The Friday News Minute!
A weekly gem of information you will be using on Monday!
Published by Andrew Sanderbeck
Managing Partner of The People~Connect Institute
Success Begins when People~Connect!
This week in my Friday News Minute, I'm finishing the article "Making Each Day a Prayer. In the conclusion of this article by Helene Ciaravino she looks at mantras and chants, visualization and breathing exercises as a way to help us to relax and to connect with our inner spirit. Recently a new friend, Peter Bromberg, from the South Jersey Regional Library Cooperative sent me a group of CD's including Kirtan (The art and practice of ecstatic chant) by Jai Uttal, and I am pleased to tell you listening to these chants is very emotionally healing and spiritually satisfying. Thanks Peter! Enjoy! - Andrew
by Helene Ciaravino
Mantras and Chants
The rhythmic repetition of sacred words or phrases allows for great concentration on God or the Absolute. This prayer method calls the mind home, away from passing distractions. The voiced or even mental repetition is calming, often bringing the body into unity with the spirit through the loop of sound and energy that is constructed.
In Eastern practices, the repeated phrase or sound is called a mantra. A mantra is selected for the trancing sound and vibrations it produces, such as “Om,” as well as the symbolism it might carry. In Western practices, the activity of repeating a word or phrase is often referred to as chanting. These words and phrases are chosen for the sacred concepts they encourage. Examples are various names for God; single words such as “peace” and “love”; and phrases like, “Lord, have mercy on me.”
If you find it appealing to use a mantra that involves a foreign language, such as the Buddhist Om Mani Padme Hung mantra, it is best to choose a pronunciation that you find comfortable. You may want to keep a copy of the mantra—its original text, its transliteration, and a good translation—in your personal prayer space for reference and inspiration. Likewise, it may be helpful to make a list of various mantras or chants that appeal to you. If you are drawn to a chanting session—in and of itself, or as a way to begin or end a prayer session—and don’t have a particular favorite, you can consult several choices and decide on one that feels best at the moment.
Visualizing, or mental imaging, is a form of nonvocal prayer. It brings the focus of prayer deeply inward, away from the world’s distractions and anxieties. This is generally a Western practice. During a visualization, the practitioner moves beyond articulation and dwells on a specific, sacred image.
If visualizing God is part of your religious preferences, you know that doing so helps you identify with Him. God is technically not just a being, yet imagining Him as one may help you cultivate a relationship more easily. Jewish and Christian traditions often explain God as a loving father. And mystics from the Jewish, Christian, and Sufi (Muslim) traditions often visualize God as a lover. A familial or loving image can aid you in developing intimacy with God.
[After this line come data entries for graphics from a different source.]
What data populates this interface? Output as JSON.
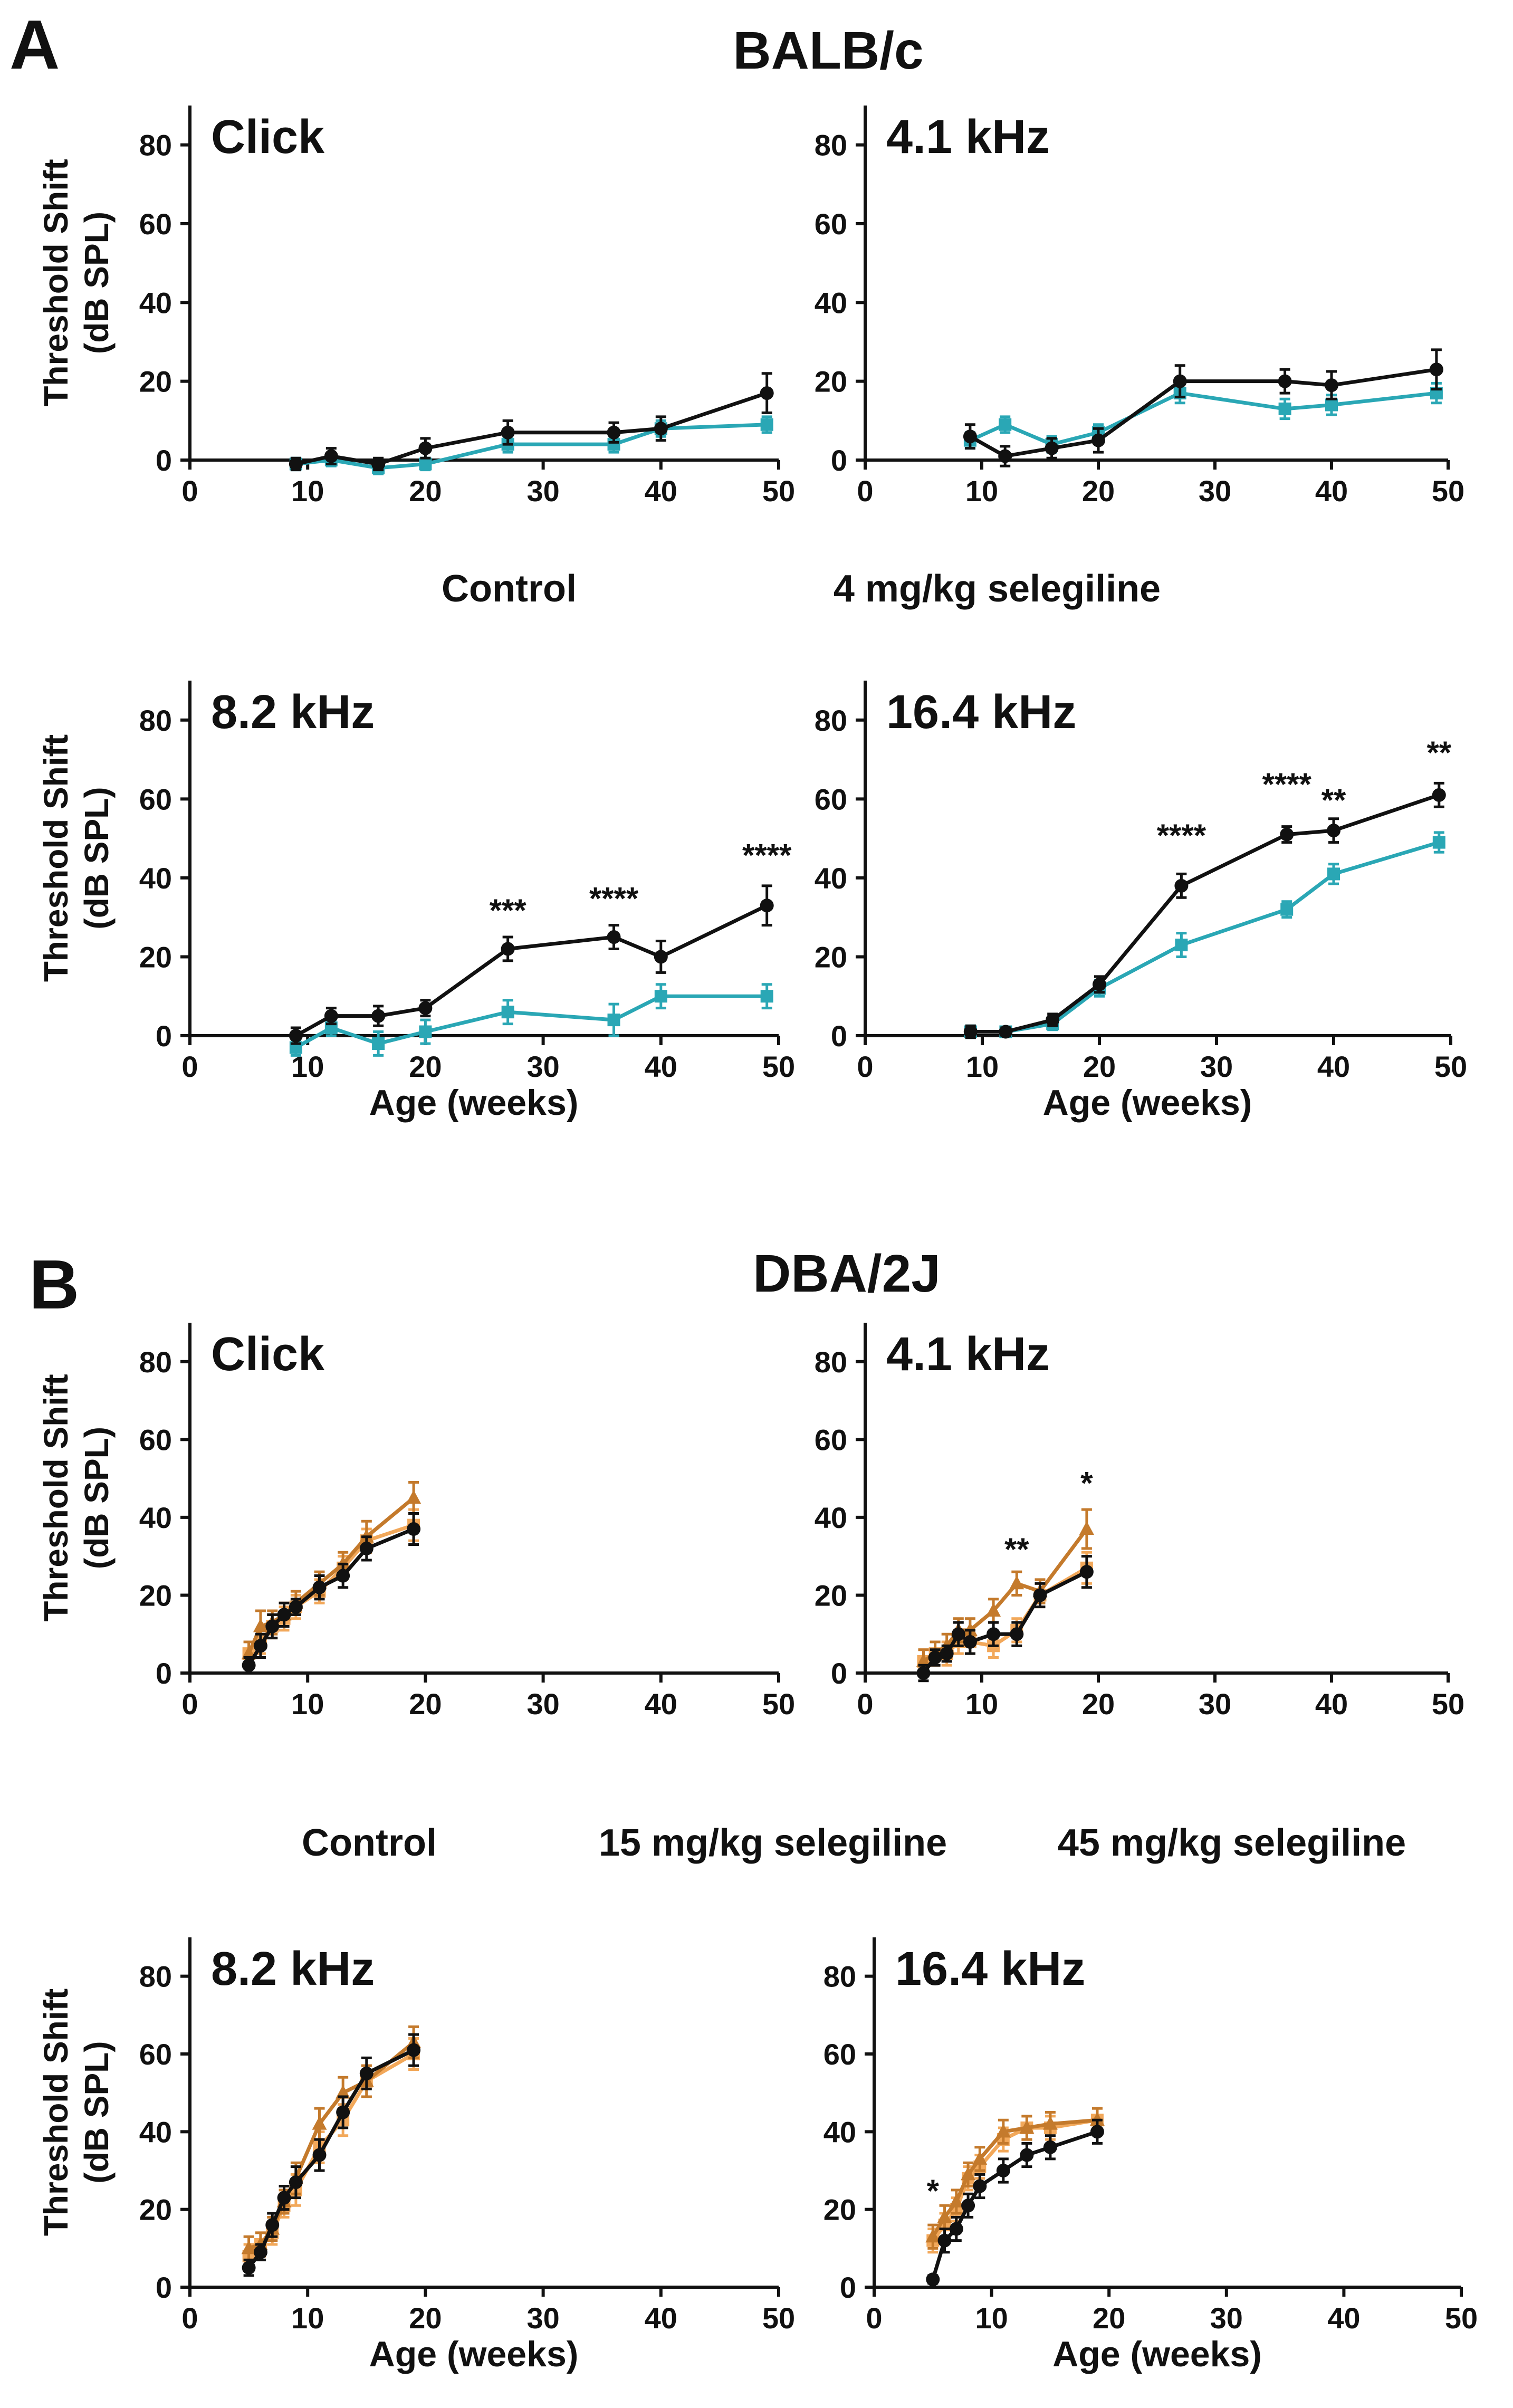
{
  "panel_a": {
    "letter": "A",
    "strain": "BALB/c",
    "legend": [
      {
        "label": "Control",
        "color": "#111111"
      },
      {
        "label": "4 mg/kg selegiline",
        "color": "#2aa7b5"
      }
    ]
  },
  "panel_b": {
    "letter": "B",
    "strain": "DBA/2J",
    "legend": [
      {
        "label": "Control",
        "color": "#111111"
      },
      {
        "label": "15 mg/kg selegiline",
        "color": "#f2a85a"
      },
      {
        "label": "45 mg/kg selegiline",
        "color": "#c47a2c"
      }
    ]
  },
  "chart_data": [
    {
      "type": "line",
      "title": "Click",
      "xlabel": "",
      "ylabel": "Threshold Shift (dB SPL)",
      "xlim": [
        0,
        50
      ],
      "ylim": [
        0,
        90
      ],
      "xticks": [
        0,
        10,
        20,
        30,
        40,
        50
      ],
      "yticks": [
        0,
        20,
        40,
        60,
        80
      ],
      "series": [
        {
          "name": "4 mg/kg selegiline",
          "color": "#2aa7b5",
          "marker": "square",
          "x": [
            9,
            12,
            16,
            20,
            27,
            36,
            40,
            49
          ],
          "y": [
            -1,
            0,
            -2,
            -1,
            4,
            4,
            8,
            9
          ],
          "err": [
            1.5,
            1.5,
            1.5,
            1.5,
            2,
            2,
            2,
            2
          ]
        },
        {
          "name": "Control",
          "color": "#111111",
          "marker": "circle",
          "x": [
            9,
            12,
            16,
            20,
            27,
            36,
            40,
            49
          ],
          "y": [
            -1,
            1,
            -1,
            3,
            7,
            7,
            8,
            17
          ],
          "err": [
            1.5,
            2,
            1.5,
            2.5,
            3,
            2.5,
            3,
            5
          ]
        }
      ],
      "annotations": []
    },
    {
      "type": "line",
      "title": "4.1 kHz",
      "xlabel": "",
      "ylabel": "",
      "xlim": [
        0,
        50
      ],
      "ylim": [
        0,
        90
      ],
      "xticks": [
        0,
        10,
        20,
        30,
        40,
        50
      ],
      "yticks": [
        0,
        20,
        40,
        60,
        80
      ],
      "series": [
        {
          "name": "4 mg/kg selegiline",
          "color": "#2aa7b5",
          "marker": "square",
          "x": [
            9,
            12,
            16,
            20,
            27,
            36,
            40,
            49
          ],
          "y": [
            5,
            9,
            4,
            7,
            17,
            13,
            14,
            17
          ],
          "err": [
            2,
            2,
            2,
            2,
            2.5,
            2.5,
            2.5,
            2.5
          ]
        },
        {
          "name": "Control",
          "color": "#111111",
          "marker": "circle",
          "x": [
            9,
            12,
            16,
            20,
            27,
            36,
            40,
            49
          ],
          "y": [
            6,
            1,
            3,
            5,
            20,
            20,
            19,
            23
          ],
          "err": [
            3,
            2.5,
            2.5,
            3,
            4,
            3,
            3.5,
            5
          ]
        }
      ],
      "annotations": []
    },
    {
      "type": "line",
      "title": "8.2 kHz",
      "xlabel": "Age (weeks)",
      "ylabel": "Threshold Shift (dB SPL)",
      "xlim": [
        0,
        50
      ],
      "ylim": [
        0,
        90
      ],
      "xticks": [
        0,
        10,
        20,
        30,
        40,
        50
      ],
      "yticks": [
        0,
        20,
        40,
        60,
        80
      ],
      "series": [
        {
          "name": "4 mg/kg selegiline",
          "color": "#2aa7b5",
          "marker": "square",
          "x": [
            9,
            12,
            16,
            20,
            27,
            36,
            40,
            49
          ],
          "y": [
            -3,
            2,
            -2,
            1,
            6,
            4,
            10,
            10
          ],
          "err": [
            2,
            2,
            3,
            3,
            3,
            4,
            3,
            3
          ]
        },
        {
          "name": "Control",
          "color": "#111111",
          "marker": "circle",
          "x": [
            9,
            12,
            16,
            20,
            27,
            36,
            40,
            49
          ],
          "y": [
            0,
            5,
            5,
            7,
            22,
            25,
            20,
            33
          ],
          "err": [
            2,
            2,
            2.5,
            2,
            3,
            3,
            4,
            5
          ]
        }
      ],
      "annotations": [
        {
          "x": 27,
          "y": 29,
          "text": "***"
        },
        {
          "x": 36,
          "y": 32,
          "text": "****"
        },
        {
          "x": 49,
          "y": 43,
          "text": "****"
        }
      ]
    },
    {
      "type": "line",
      "title": "16.4 kHz",
      "xlabel": "Age (weeks)",
      "ylabel": "",
      "xlim": [
        0,
        50
      ],
      "ylim": [
        0,
        90
      ],
      "xticks": [
        0,
        10,
        20,
        30,
        40,
        50
      ],
      "yticks": [
        0,
        20,
        40,
        60,
        80
      ],
      "series": [
        {
          "name": "4 mg/kg selegiline",
          "color": "#2aa7b5",
          "marker": "square",
          "x": [
            9,
            12,
            16,
            20,
            27,
            36,
            40,
            49
          ],
          "y": [
            1,
            1,
            3,
            12,
            23,
            32,
            41,
            49
          ],
          "err": [
            1.5,
            1,
            1.5,
            2,
            3,
            2,
            2.5,
            2.5
          ]
        },
        {
          "name": "Control",
          "color": "#111111",
          "marker": "circle",
          "x": [
            9,
            12,
            16,
            20,
            27,
            36,
            40,
            49
          ],
          "y": [
            1,
            1,
            4,
            13,
            38,
            51,
            52,
            61
          ],
          "err": [
            1.5,
            1,
            1.5,
            2,
            3,
            2,
            3,
            3
          ]
        }
      ],
      "annotations": [
        {
          "x": 27,
          "y": 48,
          "text": "****"
        },
        {
          "x": 36,
          "y": 61,
          "text": "****"
        },
        {
          "x": 40,
          "y": 57,
          "text": "**"
        },
        {
          "x": 49,
          "y": 69,
          "text": "**"
        }
      ]
    },
    {
      "type": "line",
      "title": "Click",
      "xlabel": "",
      "ylabel": "Threshold Shift (dB SPL)",
      "xlim": [
        0,
        50
      ],
      "ylim": [
        0,
        90
      ],
      "xticks": [
        0,
        10,
        20,
        30,
        40,
        50
      ],
      "yticks": [
        0,
        20,
        40,
        60,
        80
      ],
      "series": [
        {
          "name": "15 mg/kg selegiline",
          "color": "#f2a85a",
          "marker": "square",
          "x": [
            5,
            6,
            7,
            8,
            9,
            11,
            13,
            15,
            19
          ],
          "y": [
            5,
            8,
            12,
            14,
            17,
            21,
            27,
            34,
            38
          ],
          "err": [
            3,
            3,
            3,
            3,
            3,
            3,
            3,
            3,
            4
          ]
        },
        {
          "name": "45 mg/kg selegiline",
          "color": "#c47a2c",
          "marker": "triangle",
          "x": [
            5,
            6,
            7,
            8,
            9,
            11,
            13,
            15,
            19
          ],
          "y": [
            5,
            12,
            13,
            15,
            18,
            23,
            28,
            35,
            45
          ],
          "err": [
            3,
            4,
            3,
            3,
            3,
            3,
            3,
            4,
            4
          ]
        },
        {
          "name": "Control",
          "color": "#111111",
          "marker": "circle",
          "x": [
            5,
            6,
            7,
            8,
            9,
            11,
            13,
            15,
            19
          ],
          "y": [
            2,
            7,
            12,
            15,
            17,
            22,
            25,
            32,
            37
          ],
          "err": [
            2,
            3,
            3,
            3,
            2,
            3,
            3,
            3,
            4
          ]
        }
      ],
      "annotations": []
    },
    {
      "type": "line",
      "title": "4.1 kHz",
      "xlabel": "",
      "ylabel": "",
      "xlim": [
        0,
        50
      ],
      "ylim": [
        0,
        90
      ],
      "xticks": [
        0,
        10,
        20,
        30,
        40,
        50
      ],
      "yticks": [
        0,
        20,
        40,
        60,
        80
      ],
      "series": [
        {
          "name": "15 mg/kg selegiline",
          "color": "#f2a85a",
          "marker": "square",
          "x": [
            5,
            6,
            7,
            8,
            9,
            11,
            13,
            15,
            19
          ],
          "y": [
            3,
            5,
            5,
            8,
            8,
            7,
            11,
            20,
            27
          ],
          "err": [
            3,
            3,
            3,
            3,
            3,
            3,
            3,
            3,
            4
          ]
        },
        {
          "name": "45 mg/kg selegiline",
          "color": "#c47a2c",
          "marker": "triangle",
          "x": [
            5,
            6,
            7,
            8,
            9,
            11,
            13,
            15,
            19
          ],
          "y": [
            3,
            5,
            7,
            11,
            11,
            16,
            23,
            21,
            37
          ],
          "err": [
            3,
            3,
            3,
            3,
            3,
            3,
            3,
            3,
            5
          ]
        },
        {
          "name": "Control",
          "color": "#111111",
          "marker": "circle",
          "x": [
            5,
            6,
            7,
            8,
            9,
            11,
            13,
            15,
            19
          ],
          "y": [
            0,
            4,
            5,
            10,
            8,
            10,
            10,
            20,
            26
          ],
          "err": [
            2,
            2,
            2,
            3,
            3,
            3,
            3,
            3,
            4
          ]
        }
      ],
      "annotations": [
        {
          "x": 13,
          "y": 29,
          "text": "**"
        },
        {
          "x": 19,
          "y": 46,
          "text": "*"
        }
      ]
    },
    {
      "type": "line",
      "title": "8.2 kHz",
      "xlabel": "Age (weeks)",
      "ylabel": "Threshold Shift (dB SPL)",
      "xlim": [
        0,
        50
      ],
      "ylim": [
        0,
        90
      ],
      "xticks": [
        0,
        10,
        20,
        30,
        40,
        50
      ],
      "yticks": [
        0,
        20,
        40,
        60,
        80
      ],
      "series": [
        {
          "name": "15 mg/kg selegiline",
          "color": "#f2a85a",
          "marker": "square",
          "x": [
            5,
            6,
            7,
            8,
            9,
            11,
            13,
            15,
            19
          ],
          "y": [
            8,
            11,
            14,
            21,
            25,
            36,
            43,
            53,
            60
          ],
          "err": [
            3,
            3,
            3,
            3,
            4,
            4,
            4,
            4,
            4
          ]
        },
        {
          "name": "45 mg/kg selegiline",
          "color": "#c47a2c",
          "marker": "triangle",
          "x": [
            5,
            6,
            7,
            8,
            9,
            11,
            13,
            15,
            19
          ],
          "y": [
            10,
            11,
            15,
            22,
            28,
            42,
            50,
            53,
            63
          ],
          "err": [
            3,
            3,
            3,
            3,
            4,
            4,
            4,
            4,
            4
          ]
        },
        {
          "name": "Control",
          "color": "#111111",
          "marker": "circle",
          "x": [
            5,
            6,
            7,
            8,
            9,
            11,
            13,
            15,
            19
          ],
          "y": [
            5,
            9,
            16,
            23,
            27,
            34,
            45,
            55,
            61
          ],
          "err": [
            2,
            2,
            3,
            3,
            4,
            4,
            4,
            4,
            4
          ]
        }
      ],
      "annotations": []
    },
    {
      "type": "line",
      "title": "16.4 kHz",
      "xlabel": "Age (weeks)",
      "ylabel": "",
      "xlim": [
        0,
        50
      ],
      "ylim": [
        0,
        90
      ],
      "xticks": [
        0,
        10,
        20,
        30,
        40,
        50
      ],
      "yticks": [
        0,
        20,
        40,
        60,
        80
      ],
      "series": [
        {
          "name": "15 mg/kg selegiline",
          "color": "#f2a85a",
          "marker": "square",
          "x": [
            5,
            6,
            7,
            8,
            9,
            11,
            13,
            15,
            19
          ],
          "y": [
            12,
            16,
            20,
            28,
            31,
            38,
            41,
            41,
            43
          ],
          "err": [
            3,
            3,
            3,
            3,
            3,
            3,
            3,
            3,
            3
          ]
        },
        {
          "name": "45 mg/kg selegiline",
          "color": "#c47a2c",
          "marker": "triangle",
          "x": [
            5,
            6,
            7,
            8,
            9,
            11,
            13,
            15,
            19
          ],
          "y": [
            13,
            18,
            22,
            29,
            33,
            40,
            41,
            42,
            43
          ],
          "err": [
            3,
            3,
            3,
            3,
            3,
            3,
            3,
            3,
            3
          ]
        },
        {
          "name": "Control",
          "color": "#111111",
          "marker": "circle",
          "x": [
            5,
            6,
            7,
            8,
            9,
            11,
            13,
            15,
            19
          ],
          "y": [
            2,
            12,
            15,
            21,
            26,
            30,
            34,
            36,
            40
          ],
          "err": [
            1,
            3,
            3,
            3,
            3,
            3,
            3,
            3,
            3
          ]
        }
      ],
      "annotations": [
        {
          "x": 5,
          "y": 22,
          "text": "*"
        }
      ]
    }
  ]
}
Some types of visualizations move beyond pictorial images of, say, God’s face. In Judaism, this might involve mentally visualizing the letters of God’s holy name. In Christianity, it could mean imagining the entire scene of Jesus Christ’s crucifixion. There are also many symbolic images that can be meditated upon.
It is extremely important to select an image with which you are comfortable. If you choose an image that is intimidating or disturbing, you are likely to reduce the confidence and receptivity that is so necessary in effective prayer. So if a masculine view of God doesn’t work for you, try a maternal image. If a parental image upsets you, try a brotherly or sisterly visualization. And if a human depiction seems to be holding you back, try various symbols. Many Christians, for example, imagine the Holy Spirit as a dove. And some Christians symbolize the Holy Trinity—their three-part God—as a triangle with an eye inside. Whatever you decide upon, you are likely to find that visualizations are a helpful way to dedicate time and energy to the exploration of God.
Many people also like to physically focus on an object, which in turn provides the stimulation to mentally fixate on an image or theme. Usually, this involves fixing your gaze upon a religious item and dwelling on its significance. For example, a Christian might gaze upon a cross, which is a symbol not only of the suffering that Jesus Christ endured, but also of a meeting of two realms—the heavenly and the earthly—as depicted in the intersecting lines. And a Buddhist meditator might fix his gaze upon a small statue of the Buddha, placing himself in a quiet state of mind during which the characteristics that the Buddha represents can develop. In such cases, the objects serve as prayer aids.
It seems that, universally, the breath is linked to the Divine, to the soul, to the most fundamental aspects of life. In Judeo-Christian Biblical text, God brought the first people to life by breathing into their bodies. It is therefore not surprising that so many religious approaches include breathing meditations.
Many people imagine the breath as God’s divine energy, filling the prayer practitioner with life and emptying him of impurities. Just dwelling on this interaction with God is a prayer in and of itself. The breath can also be understood as a bridge between the two realms—the outer world and the inner world. By focusing on the movement of the breath between these two spheres, the prayer practitioner can learn to move away from egocentrism and realize his place in the flux of God’s universe.